September 5, 2002

SELFISH-GOVERNMENT:

Self-government? (Paul Cella)
In the first paragraph of The Federalist, Publius unfurls the tremendous central inquiry of that great work of political philosophy:

It seems to have been reserved to the people of this country to decide, by their conduct and example, the important question, whether societies of men are really capable or not, of establishing good government from reflection and choice, or whether they are forever destined to depend, for their political constitutions, on accident and force.

Reflection and choice. This could be designated The American Question, for it is the quintessence of American political philosophy: the question of self-government. Enshrined it is also, in the thunderous first words of our own Constitution, to the defense of which Publius lent his energetic pen: We, the People. The remarkable but too infrequently remarked political philosopher Willmoore Kendall would have emended it, with all the pregnancy of the term, to read, "We, the virtuous people." But that is a digression. The American Question can be stated thusly: Is a large and diverse republic of self-governing people an enduring proposition? I would contend that 225 years on, the answer is still not obvious. [..

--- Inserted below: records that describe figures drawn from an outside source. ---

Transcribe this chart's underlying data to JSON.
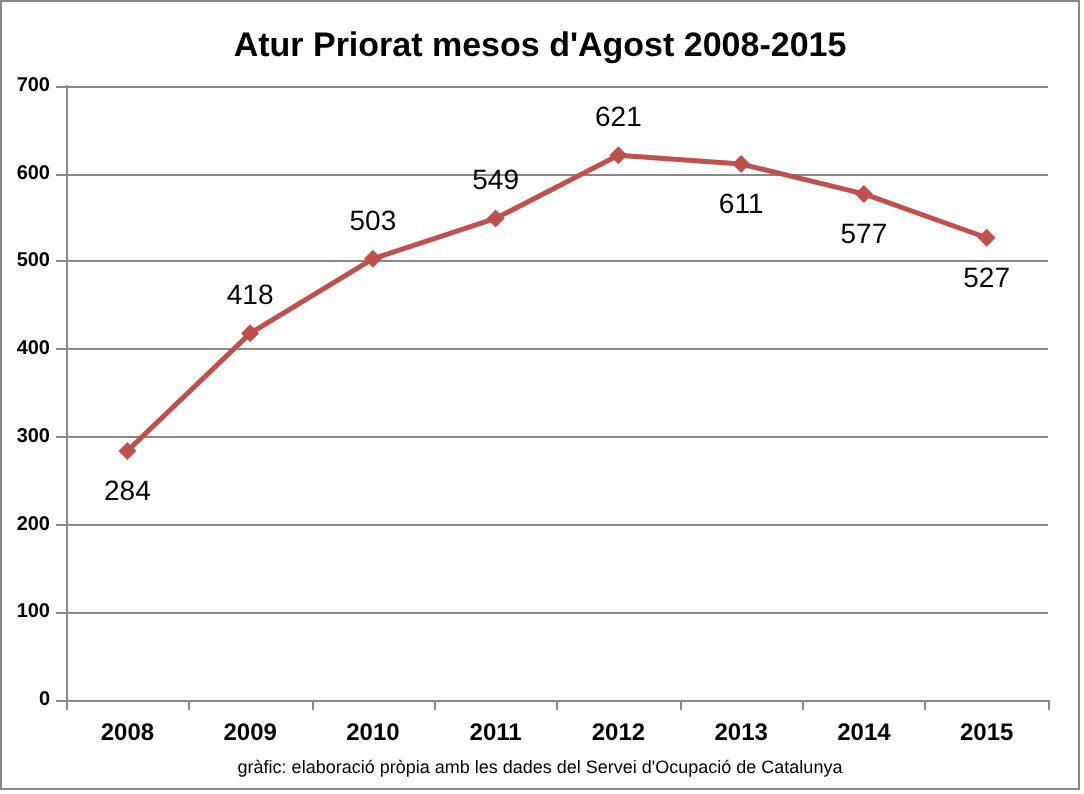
{
  "chart_data": {
    "type": "line",
    "title": "Atur Priorat mesos d'Agost 2008-2015",
    "categories": [
      "2008",
      "2009",
      "2010",
      "2011",
      "2012",
      "2013",
      "2014",
      "2015"
    ],
    "series": [
      {
        "color": "#c0504d",
        "values": [
          284,
          418,
          503,
          549,
          621,
          611,
          577,
          527
        ]
      }
    ],
    "ylim": [
      0,
      700
    ],
    "yticks": [
      0,
      100,
      200,
      300,
      400,
      500,
      600,
      700
    ],
    "grid": "y",
    "marker": "diamond",
    "line_style": "solid",
    "data_labels": true,
    "annotations": [
      "gràfic: elaboració pròpia amb les dades del Servei d'Ocupació de Catalunya"
    ]
  }
}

Everywhere self-government is in retreat, assailed by collectivist forces and harried by creeping nihilism which deprives its traditions and institutions of vitality. The Citizen, the basic unit of self-government, once buttressed by these traditions, is being transformed once more into the Subject, deracinated from his moral and spiritual bearings, bereft of all the thick and unspoken, often unperceived, ballast which steadies him in this tumultuous world. Where once tradition and richness formed the panoply of tough and supple defenses for the individual against the world, now we see those defenses failing, with only the state to replace them, or the corporation, which either apes the state or falls before it. The Subject replaces the Citizen, even as his eyes are clouded and his weapons of resistance and counterstrike dulled by the bounty of economic plentitude and the intoxicating narcotics of modern mass entertainment. I do not say that the rout or even the slow dissolution ending in defeat of self-government is imminent, for there are hopeful signs lurking about in unpredictable places, and always the ways of the Lord are mysterious; but as I am in a sour mood, I must confess to sympathy with the words of Salvianus as the Fall of Rome neared: "The Roman Empire is luxurious but it is filled with misery. It is dying but it laughs." The American Question remains an open one.

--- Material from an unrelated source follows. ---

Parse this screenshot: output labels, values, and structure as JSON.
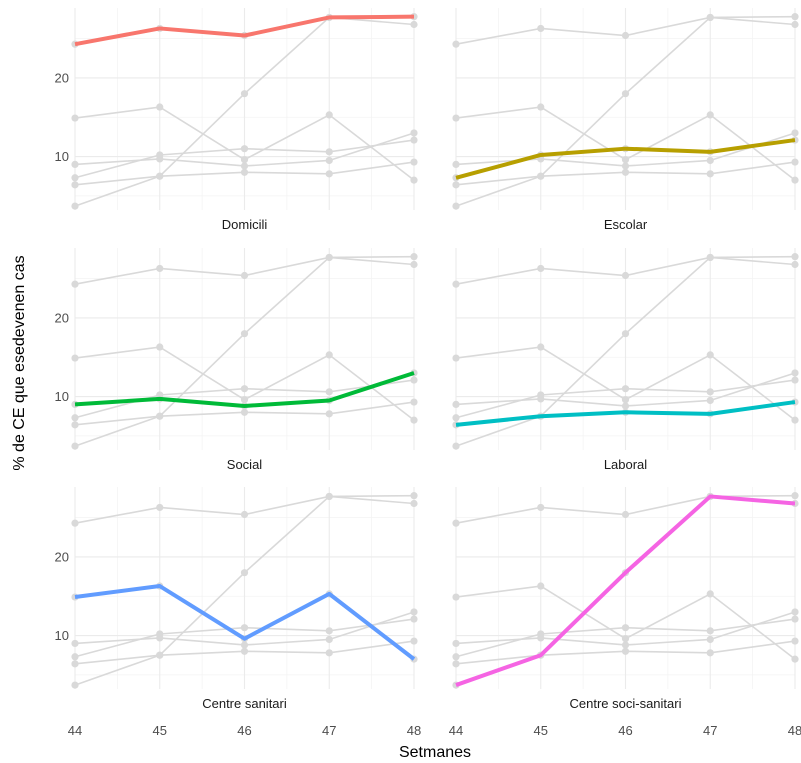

One only wishes that Mr. Cella was right and that the Death of the West was occurring because of external forces, that the people were being deprived, against their will, of the power of self-government. Sadly though, what we see at work here is exactly the problem that conservatism has predicted for some two hundred years now will strangle democracy, that the eventual failure of republican virtue in the people themselves must lead them to exchange freedom for security and a tyranny of the majority.